Today (1/11/21) Cambridge students and local activists united to demand that the university sever its ties to the arms industry, which for the sake of profit is contributing to the deaths of innocents all over the world. The SU Ethical Affairs Campaign, Cambridge Defend Education, the Cambridge Palestine Solidarity Society, and the Amnesty International Society were the student groups present; local activist groups Stop the War and the Palestine Solidarity Campaign also attended.
The four key demands of the Demilitarise Cambridge Coalition to the University administration are these:
- Stop accepting donations and research grants from arms companies implicated in human rights abuses.
- End all research and investment by the University in association with arms companies implicated in human rights abuses.
- Establish a programme to find alternative modes of funding for researchers.
- End formal consultancy and training of arms companies implicated in human rights abuses.
I delivered the following remarks as a representative of the Palestine Society:
Some of you might know that last term the Palestine Society’s open letter, which pointed out the University’s complicity in the oppression of Palestinians, received over 1,600 signatures from students, alumni, and faculty. Vice-Chancellor Toope responded to our open letter, saying ‘I am saddened over the loss of life and suffering caused by the recent escalation of violence’. He also expressed his hope for ‘the resolution of ongoing conflict in the region.’
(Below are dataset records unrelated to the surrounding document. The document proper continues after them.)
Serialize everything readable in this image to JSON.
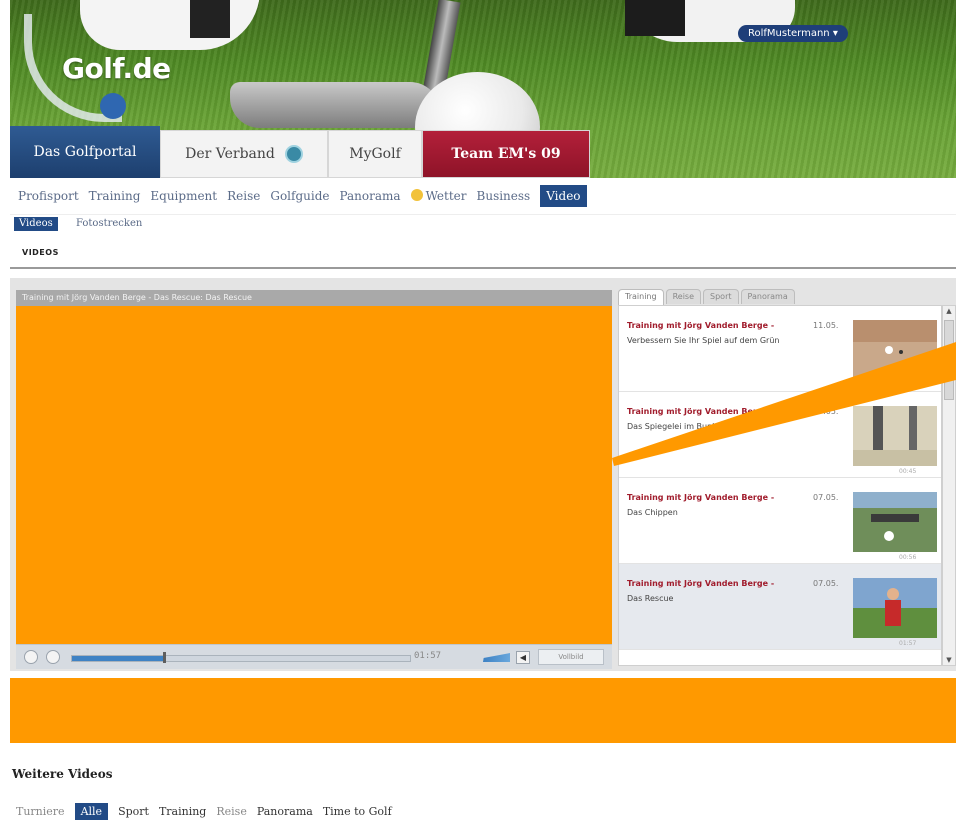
{
  "header": {
    "logo_text": "Golf.de",
    "user_menu": "RolfMustermann ▾"
  },
  "main_tabs": [
    {
      "label": "Das Golfportal",
      "active": true
    },
    {
      "label": "Der Verband",
      "active": false
    },
    {
      "label": "MyGolf",
      "active": false
    },
    {
      "label": "Team EM's 09",
      "active": false
    }
  ],
  "sub_nav": [
    "Profisport",
    "Training",
    "Equipment",
    "Reise",
    "Golfguide",
    "Panorama",
    "Wetter",
    "Business",
    "Video"
  ],
  "sub_nav_active": "Video",
  "tertiary_nav": {
    "active": "Videos",
    "other": "Fotostrecken"
  },
  "section_title": "VIDEOS",
  "player": {
    "title": "Training mit Jörg Vanden Berge - Das Rescue: Das Rescue",
    "time": "01:57",
    "fullscreen_label": "Vollbild",
    "progress": 0.27
  },
  "side_tabs": [
    "Training",
    "Reise",
    "Sport",
    "Panorama"
  ],
  "video_list": [
    {
      "title": "Training mit Jörg Vanden Berge -",
      "date": "11.05.",
      "desc": "Verbessern Sie Ihr Spiel auf dem Grün",
      "duration": "",
      "active": false
    },
    {
      "title": "Training mit Jörg Vanden Berge -",
      "date": "07.05.",
      "desc": "Das Spiegelei im Bunker",
      "duration": "00:45",
      "active": false
    },
    {
      "title": "Training mit Jörg Vanden Berge -",
      "date": "07.05.",
      "desc": "Das Chippen",
      "duration": "00:56",
      "active": false
    },
    {
      "title": "Training mit Jörg Vanden Berge -",
      "date": "07.05.",
      "desc": "Das Rescue",
      "duration": "01:57",
      "active": true
    }
  ],
  "more_videos": {
    "title": "Weitere Videos",
    "tabs": [
      "Turniere",
      "Alle",
      "Sport",
      "Training",
      "Reise",
      "Panorama",
      "Time to Golf"
    ],
    "active": "Alle"
  },
  "colors": {
    "player_orange": "#ff9900",
    "nav_blue": "#224b86",
    "team_red": "#a11d2d"
  }
}
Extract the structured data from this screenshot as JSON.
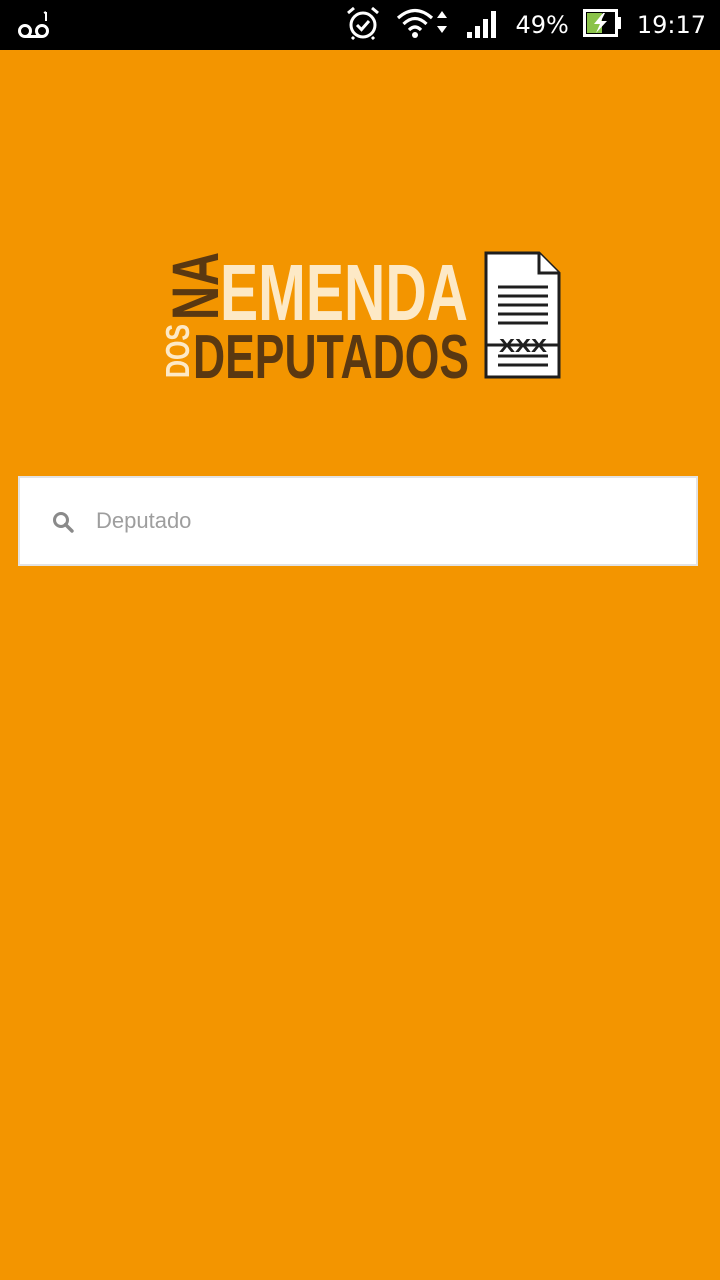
{
  "status_bar": {
    "left_icon": "voicemail-icon",
    "icons": [
      "alarm-icon",
      "wifi-icon",
      "signal-icon",
      "battery-charging-icon"
    ],
    "battery_percent": "49%",
    "time": "19:17"
  },
  "logo": {
    "line1_prefix": "NA",
    "line1": "EMENDA",
    "line2_prefix": "DOS",
    "line2": "DEPUTADOS",
    "document_marks": "XXX",
    "colors": {
      "light": "#fde9c6",
      "dark": "#5a3811"
    }
  },
  "search": {
    "placeholder": "Deputado",
    "value": "",
    "icon": "search-icon"
  },
  "colors": {
    "background": "#f39500",
    "status_bar": "#000000",
    "search_bg": "#ffffff",
    "placeholder": "#9e9e9e"
  }
}
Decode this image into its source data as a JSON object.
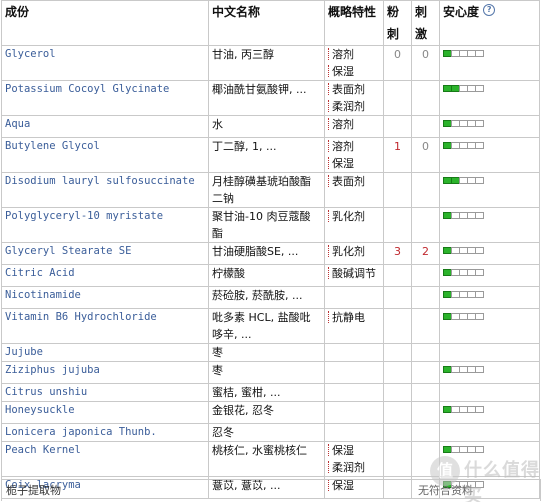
{
  "header": {
    "col_ingredient": "成份",
    "col_chinese": "中文名称",
    "col_category": "概略特性",
    "col_acne": "粉刺",
    "col_irritant": "刺激",
    "col_safety": "安心度",
    "help_icon": "?"
  },
  "colors": {
    "bar_on": "#2bb32b",
    "bar_off": "#ffffff",
    "link": "#3a5d99",
    "alert_number": "#c0282e"
  },
  "rows": [
    {
      "en": "Glycerol",
      "cn": "甘油, 丙三醇",
      "cat": [
        "溶剂",
        "保湿"
      ],
      "acne": "0",
      "irritant": "0",
      "acne_hi": false,
      "irr_hi": false,
      "safety": 1,
      "tall": true
    },
    {
      "en": "Potassium Cocoyl Glycinate",
      "cn": "椰油酰甘氨酸钾, ...",
      "cat": [
        "表面剂",
        "柔润剂"
      ],
      "acne": "",
      "irritant": "",
      "safety": 2,
      "tall": true
    },
    {
      "en": "Aqua",
      "cn": "水",
      "cat": [
        "溶剂"
      ],
      "acne": "",
      "irritant": "",
      "safety": 1,
      "tall": false
    },
    {
      "en": "Butylene Glycol",
      "cn": "丁二醇, 1, ...",
      "cat": [
        "溶剂",
        "保湿"
      ],
      "acne": "1",
      "irritant": "0",
      "acne_hi": true,
      "irr_hi": false,
      "safety": 1,
      "tall": true
    },
    {
      "en": "Disodium lauryl sulfosuccinate",
      "cn": "月桂醇磺基琥珀酸酯二钠",
      "cat": [
        "表面剂"
      ],
      "acne": "",
      "irritant": "",
      "safety": 2,
      "tall": true
    },
    {
      "en": "Polyglyceryl-10 myristate",
      "cn": "聚甘油-10 肉豆蔻酸酯",
      "cat": [
        "乳化剂"
      ],
      "acne": "",
      "irritant": "",
      "safety": 1,
      "tall": false
    },
    {
      "en": "Glyceryl Stearate SE",
      "cn": "甘油硬脂酸SE, ...",
      "cat": [
        "乳化剂"
      ],
      "acne": "3",
      "irritant": "2",
      "acne_hi": true,
      "irr_hi": true,
      "safety": 1,
      "tall": false
    },
    {
      "en": "Citric Acid",
      "cn": "柠檬酸",
      "cat": [
        "酸碱调节"
      ],
      "acne": "",
      "irritant": "",
      "safety": 1,
      "tall": false
    },
    {
      "en": "Nicotinamide",
      "cn": "菸硷胺, 菸酰胺, ...",
      "cat": [],
      "acne": "",
      "irritant": "",
      "safety": 1,
      "tall": false
    },
    {
      "en": "Vitamin B6 Hydrochloride",
      "cn": "吡多素 HCL, 盐酸吡哆辛, ...",
      "cat": [
        "抗静电"
      ],
      "acne": "",
      "irritant": "",
      "safety": 1,
      "tall": true
    },
    {
      "en": "Jujube",
      "cn": "枣",
      "cat": [],
      "acne": "",
      "irritant": "",
      "safety": 0,
      "tall": false
    },
    {
      "en": "Ziziphus jujuba",
      "cn": "枣",
      "cat": [],
      "acne": "",
      "irritant": "",
      "safety": 1,
      "tall": false
    },
    {
      "en": "Citrus unshiu",
      "cn": "蜜桔, 蜜柑, ...",
      "cat": [],
      "acne": "",
      "irritant": "",
      "safety": 0,
      "tall": false
    },
    {
      "en": "Honeysuckle",
      "cn": "金银花, 忍冬",
      "cat": [],
      "acne": "",
      "irritant": "",
      "safety": 1,
      "tall": false
    },
    {
      "en": "Lonicera japonica Thunb.",
      "cn": "忍冬",
      "cat": [],
      "acne": "",
      "irritant": "",
      "safety": 0,
      "tall": false
    },
    {
      "en": "Peach Kernel",
      "cn": "桃核仁, 水蜜桃核仁",
      "cat": [
        "保湿",
        "柔润剂"
      ],
      "acne": "",
      "irritant": "",
      "safety": 1,
      "tall": true
    },
    {
      "en": "Coix lacryma",
      "cn": "薏苡, 薏苡, ...",
      "cat": [
        "保湿"
      ],
      "acne": "",
      "irritant": "",
      "safety": 1,
      "tall": false
    }
  ],
  "footer": {
    "left": "栀子提取物",
    "right": "无符合资料"
  },
  "watermark": {
    "text": "值 什么值得买",
    "badge": "值",
    "label": "什么值得买"
  }
}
What Vice-Chancellor Toope neglected to mention is that Cambridge is not a neutral actor in the crises and violence that affect our world; Cambridge has chosen a side. It has chosen the side of arms companies, and as a natural consequence of that choice is ignoring the plight of the victims of those companies and treating their lives as unworthy of our concern or consideration.
What does Cambridge’s relationship with the arms industry mean concretely?
According to research by Human Rights Watch, bombs and bomb guidance kits produced by Boeing were used in Israel’s deadly May 2021 assault on Gaza. On May 15, an Israeli air strike destroyed a three-story building comprised of shops and homes in the al-Shati refugee camp. The camp is one of the most densely populated places in the world. Ten people were killed – two women and eight of their children. According to HRW, it is likely a Boeing bomb was used in the attack. HRW also concluded that strikes on al-Wahda street in Gaza involved bomb guidance kits produced by Boeing. Shortly after Israel’s attacks on Gaza were completed, attacks which B’Tselem and other human rights organisations denounced as war crimes, Boeing proceeded to sell more arms to Israel, including more bombs and bomb guidance kits.
Last year, Cambridge accepted grants worth nearly £1 million from Boeing. The question for the administration is, how can the University in one moment condemn the loss of life and suffering, and in the next moment accept money from the purveyors of that death and misery? How can the University reconcile any concern for humanity with its continued partnership with this deadly arms trade?
Last year, when the University announced that it would begin divesting from fossil fuels, Vice-Chancellor Toope cited the ‘pressing environmental and moral need for action’.
Today, we tell the university that there is a pressing moral need for action on the University’s ties to arms companies that are supporting grave criminal acts. The University must change, and it can start by implementing the four demands of the Demilitarise Cambridge Coalition.